Iván Navarro: Light Years

Artist

Iván Navarro

Exhibition Date

05.02.2026/21.03.2026

Exhibition Location

USA / New York

Iván Navarro: Light Years – A Major Retrospective at Templon New York

Templon New York presents Iván Navarro: Light Years, a comprehensive exhibition offering a chronological overview of the artist’s work from 2004 to the present. Conceived as an anniversary exhibition, Light Years marks a double milestone: the gallery’s 60th anniversary and more than twenty years of collaboration with Iván Navarro.

The exhibition is structured around three foundational works that define the conceptual core of Navarro’s practice: Landless Land (2023), Flashlight: I’m Not From Here, I’m Not From There (2006), and Resistance (2009). Envisioned as electrically animated sculptures activated through movement and video performance, these works exemplify the artist’s strategy of transforming utilitarian objects into political and existential instruments. Their titles, borrowed from electrical terminology, anchor metaphor in material reality and underscore Navarro’s critical approach.

The exhibition opens with Landless Land, a 2023 silent reworking of the original Homeless Lamp, The Juice Sucker (2004–2005), now part of the Solomon R. Guggenheim Museum’s collection in New York. Here, light functions not as illumination but as a condition of survival, becoming a powerful metaphor for hope, displacement, and statelessness. Produced during the same period, Blue Electric Chair (2004) introduces a key pillar of Navarro’s practice: political resistance. By transforming an object associated with state violence into a luminous structure, the work simultaneously references modern furniture design while confronting systems of power, punishment, and control.

Flashlight: I’m Not From Here, I’m Not From There, held in the collection of the Hirshhorn Museum in Washington, D.C., explores themes of territorial identity and unstable belonging, activated through the body and narrated via video. In Resistance, first presented at the 53rd Venice Biennale in 2009 and now in the collection of the Museo de Arte Contemporáneo de Santiago, Chile, electricity is generated through physical effort, literalizing opposition as friction within systems of power. These three projects are accompanied by music, highlighting the role of lyricism as a fundamental component of Navarro’s artistic language. That same year, Drums (2009) further develops this exploration, positioning music as a political and social tool and transforming percussion into a sculptural and performative act that amplifies the collective power of sound and silence.
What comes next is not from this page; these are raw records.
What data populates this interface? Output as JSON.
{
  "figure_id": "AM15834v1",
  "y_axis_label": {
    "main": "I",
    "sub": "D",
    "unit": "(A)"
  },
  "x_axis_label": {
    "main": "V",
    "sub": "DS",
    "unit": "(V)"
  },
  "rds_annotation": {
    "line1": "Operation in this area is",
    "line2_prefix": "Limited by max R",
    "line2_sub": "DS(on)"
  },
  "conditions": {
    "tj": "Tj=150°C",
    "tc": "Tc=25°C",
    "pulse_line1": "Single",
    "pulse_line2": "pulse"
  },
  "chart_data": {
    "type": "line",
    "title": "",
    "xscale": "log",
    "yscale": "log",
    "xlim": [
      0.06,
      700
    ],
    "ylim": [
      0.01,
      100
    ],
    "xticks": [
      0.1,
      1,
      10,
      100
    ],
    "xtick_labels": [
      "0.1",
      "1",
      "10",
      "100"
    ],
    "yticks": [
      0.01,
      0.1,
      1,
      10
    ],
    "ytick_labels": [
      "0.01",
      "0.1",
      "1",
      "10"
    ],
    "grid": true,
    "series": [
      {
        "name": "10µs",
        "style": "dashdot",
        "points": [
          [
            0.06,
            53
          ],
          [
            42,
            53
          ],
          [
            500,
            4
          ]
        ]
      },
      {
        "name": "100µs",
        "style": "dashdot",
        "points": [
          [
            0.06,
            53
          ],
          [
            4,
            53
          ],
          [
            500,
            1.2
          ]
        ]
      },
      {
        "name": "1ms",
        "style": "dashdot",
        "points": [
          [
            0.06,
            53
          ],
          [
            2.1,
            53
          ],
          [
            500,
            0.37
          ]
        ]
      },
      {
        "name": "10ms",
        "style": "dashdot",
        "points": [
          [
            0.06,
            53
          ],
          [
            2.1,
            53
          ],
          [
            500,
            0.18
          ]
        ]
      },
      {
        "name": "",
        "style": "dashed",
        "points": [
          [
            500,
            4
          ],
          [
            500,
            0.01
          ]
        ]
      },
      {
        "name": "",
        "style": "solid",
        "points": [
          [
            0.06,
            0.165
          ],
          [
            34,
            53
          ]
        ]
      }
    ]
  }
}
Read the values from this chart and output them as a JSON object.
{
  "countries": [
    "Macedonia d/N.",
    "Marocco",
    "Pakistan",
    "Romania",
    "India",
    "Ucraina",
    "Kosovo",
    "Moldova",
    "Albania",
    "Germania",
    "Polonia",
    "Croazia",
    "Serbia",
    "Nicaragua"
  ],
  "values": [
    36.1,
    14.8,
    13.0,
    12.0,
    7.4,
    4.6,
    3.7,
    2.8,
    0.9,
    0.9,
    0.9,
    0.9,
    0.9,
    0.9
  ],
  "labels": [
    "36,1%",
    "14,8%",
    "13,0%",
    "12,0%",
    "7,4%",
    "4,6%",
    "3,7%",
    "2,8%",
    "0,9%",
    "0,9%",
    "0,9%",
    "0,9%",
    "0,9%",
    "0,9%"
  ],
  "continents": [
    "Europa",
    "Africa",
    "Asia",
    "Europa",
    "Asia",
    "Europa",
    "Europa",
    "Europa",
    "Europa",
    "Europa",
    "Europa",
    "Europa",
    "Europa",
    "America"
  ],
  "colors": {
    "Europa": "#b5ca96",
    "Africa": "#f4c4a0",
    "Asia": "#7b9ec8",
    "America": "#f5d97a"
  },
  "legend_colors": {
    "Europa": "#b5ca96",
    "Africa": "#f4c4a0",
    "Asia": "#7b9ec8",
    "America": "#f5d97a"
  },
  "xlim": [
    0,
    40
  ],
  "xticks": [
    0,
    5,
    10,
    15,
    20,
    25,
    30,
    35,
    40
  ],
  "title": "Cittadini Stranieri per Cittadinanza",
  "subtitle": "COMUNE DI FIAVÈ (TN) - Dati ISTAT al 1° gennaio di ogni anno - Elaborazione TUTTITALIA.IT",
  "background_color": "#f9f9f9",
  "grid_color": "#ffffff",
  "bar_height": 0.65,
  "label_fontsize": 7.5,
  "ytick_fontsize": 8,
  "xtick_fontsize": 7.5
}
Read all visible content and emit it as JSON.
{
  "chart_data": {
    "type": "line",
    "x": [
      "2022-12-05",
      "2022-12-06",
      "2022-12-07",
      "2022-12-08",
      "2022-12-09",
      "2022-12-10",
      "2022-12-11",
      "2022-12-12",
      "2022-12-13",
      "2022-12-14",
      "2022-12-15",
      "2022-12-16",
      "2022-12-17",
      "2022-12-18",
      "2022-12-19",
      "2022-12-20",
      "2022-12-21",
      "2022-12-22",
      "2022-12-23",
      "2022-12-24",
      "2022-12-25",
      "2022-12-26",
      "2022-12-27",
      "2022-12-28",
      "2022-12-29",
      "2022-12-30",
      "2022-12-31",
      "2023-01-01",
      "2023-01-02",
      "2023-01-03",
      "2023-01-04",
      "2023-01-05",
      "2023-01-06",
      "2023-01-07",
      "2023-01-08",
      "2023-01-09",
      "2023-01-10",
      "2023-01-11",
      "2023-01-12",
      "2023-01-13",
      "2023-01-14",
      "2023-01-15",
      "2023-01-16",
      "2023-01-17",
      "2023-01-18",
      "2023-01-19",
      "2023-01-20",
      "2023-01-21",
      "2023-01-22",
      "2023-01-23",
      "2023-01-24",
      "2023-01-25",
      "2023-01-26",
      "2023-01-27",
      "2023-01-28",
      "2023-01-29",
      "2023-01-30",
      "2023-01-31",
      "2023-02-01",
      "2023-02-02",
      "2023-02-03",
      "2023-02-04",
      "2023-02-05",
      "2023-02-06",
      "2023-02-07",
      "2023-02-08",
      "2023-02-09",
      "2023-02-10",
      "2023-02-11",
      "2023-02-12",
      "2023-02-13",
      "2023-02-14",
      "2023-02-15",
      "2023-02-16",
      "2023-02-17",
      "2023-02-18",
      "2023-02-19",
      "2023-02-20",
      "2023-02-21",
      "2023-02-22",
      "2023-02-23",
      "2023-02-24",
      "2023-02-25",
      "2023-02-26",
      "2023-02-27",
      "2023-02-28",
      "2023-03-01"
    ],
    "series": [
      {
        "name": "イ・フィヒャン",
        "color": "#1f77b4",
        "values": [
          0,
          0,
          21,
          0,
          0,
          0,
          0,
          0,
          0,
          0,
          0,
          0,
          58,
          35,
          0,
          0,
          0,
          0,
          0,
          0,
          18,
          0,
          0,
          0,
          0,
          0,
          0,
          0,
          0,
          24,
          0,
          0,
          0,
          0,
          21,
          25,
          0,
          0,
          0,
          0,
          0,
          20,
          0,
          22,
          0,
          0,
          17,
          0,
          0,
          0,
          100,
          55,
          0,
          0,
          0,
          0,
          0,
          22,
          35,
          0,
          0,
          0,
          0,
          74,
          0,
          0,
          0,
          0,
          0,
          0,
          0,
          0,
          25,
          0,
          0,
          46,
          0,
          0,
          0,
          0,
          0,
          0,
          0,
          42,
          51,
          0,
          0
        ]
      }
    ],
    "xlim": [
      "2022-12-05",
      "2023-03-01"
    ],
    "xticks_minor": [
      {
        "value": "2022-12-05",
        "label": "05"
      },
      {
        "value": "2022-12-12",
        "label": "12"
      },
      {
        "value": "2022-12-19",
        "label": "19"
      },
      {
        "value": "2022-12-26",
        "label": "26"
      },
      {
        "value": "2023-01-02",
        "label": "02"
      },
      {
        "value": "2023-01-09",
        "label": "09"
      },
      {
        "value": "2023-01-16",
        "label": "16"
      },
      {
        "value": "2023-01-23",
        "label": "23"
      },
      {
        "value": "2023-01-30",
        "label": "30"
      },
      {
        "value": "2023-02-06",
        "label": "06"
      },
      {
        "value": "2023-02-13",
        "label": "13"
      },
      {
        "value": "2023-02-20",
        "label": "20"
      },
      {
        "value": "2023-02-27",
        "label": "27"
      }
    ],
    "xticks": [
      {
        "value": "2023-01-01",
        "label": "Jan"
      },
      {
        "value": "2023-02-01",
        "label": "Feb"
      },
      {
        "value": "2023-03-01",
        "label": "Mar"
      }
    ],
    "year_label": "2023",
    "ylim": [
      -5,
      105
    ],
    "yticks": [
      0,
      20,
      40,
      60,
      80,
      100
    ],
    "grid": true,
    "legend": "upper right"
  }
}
Alongside these seminal works, Light Years brings together a constellation of 23 pieces, ranging from the Shell Shock series (2024–2025) to a tribute to Josef Albers and Francisco de Goya, Esto Es Malo, No Se Puede Mirar (This Is Bad, One Can’t Look) (2013). Installations incorporating the infinite mirror motif introduce another recurring metaphor in Navarro’s work: the mirror as a reflection of contemporary experience—endless, unstable, and under constant surveillance. The artist’s use of one-way mirrors also draws direct references to police interrogation rooms. Influenced by Op Art and concrete poetry, these works form a visual language that invites viewers to observe, feel, question, and listen.
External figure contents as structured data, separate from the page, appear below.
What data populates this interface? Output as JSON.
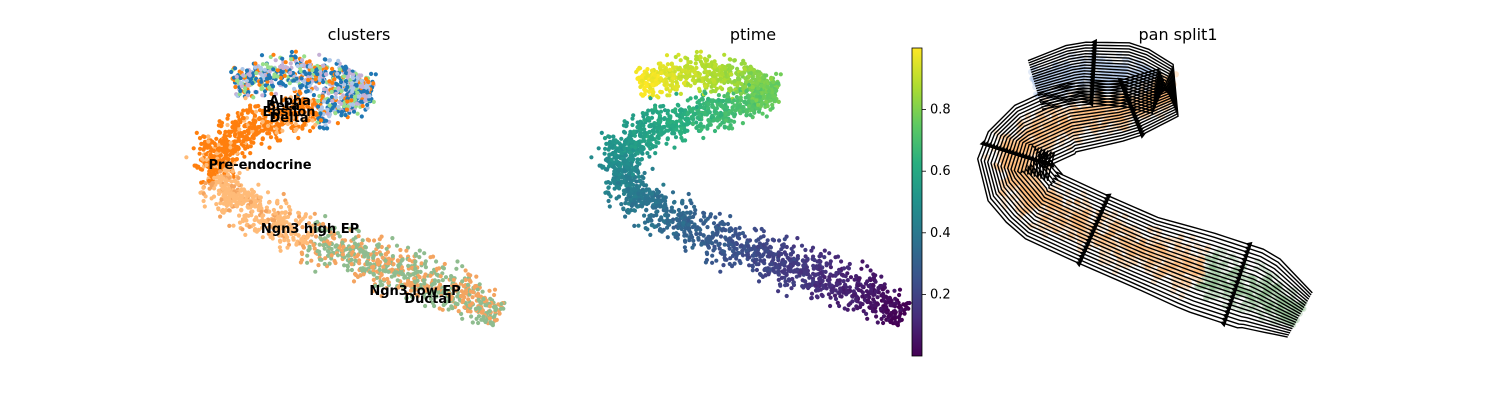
{
  "chart_data": [
    {
      "type": "scatter",
      "title": "clusters",
      "xlabel": "",
      "ylabel": "",
      "grid": false,
      "categories": [
        {
          "name": "Alpha",
          "color": "#1f77b4"
        },
        {
          "name": "Beta",
          "color": "#aec7e8"
        },
        {
          "name": "Epsilon",
          "color": "#c5b0d5"
        },
        {
          "name": "Delta",
          "color": "#98df8a"
        },
        {
          "name": "Pre-endocrine",
          "color": "#ff7f0e"
        },
        {
          "name": "Ngn3 high EP",
          "color": "#ffbb78"
        },
        {
          "name": "Ngn3 low EP",
          "color": "#f4a460"
        },
        {
          "name": "Ductal",
          "color": "#8fbc8f"
        }
      ],
      "annotations": [
        "Alpha",
        "Beta",
        "Epsilon",
        "Delta",
        "Pre-endocrine",
        "Ngn3 high EP",
        "Ngn3 low EP",
        "Ductal"
      ]
    },
    {
      "type": "scatter",
      "title": "ptime",
      "colorscale": "viridis",
      "colorbar": {
        "min": 0.0,
        "max": 1.0,
        "ticks": [
          "0.2",
          "0.4",
          "0.6",
          "0.8"
        ]
      },
      "value_range": [
        0.0,
        1.0
      ]
    },
    {
      "type": "scatter",
      "title": "pan split1",
      "overlay": "streamplot",
      "stream_color": "#000000",
      "point_colors": [
        "#ffbb78",
        "#aec7e8",
        "#8fbc8f"
      ]
    }
  ],
  "colors": {
    "stream": "#000000",
    "background": "#ffffff"
  }
}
Light Years underscores Iván Navarro’s international recognition, with works held in major public collections worldwide, including the Bronx Museum (New York, USA), the Nelson-Atkins Museum of Art (Kansas City, USA), the Museum of Fine Arts, Boston (USA), the Fonds National d’Art Contemporain (Paris, France), the Thyssen-Bornemisza National Museum (Madrid, Spain), Fundación ARCO (Madrid, Spain), the Museu Nacional de Belas Artes (Rio de Janeiro, Brazil), the National Museum of Modern and Contemporary Art (Seoul, South Korea), and the National Gallery of Victoria (Melbourne, Australia), among many others.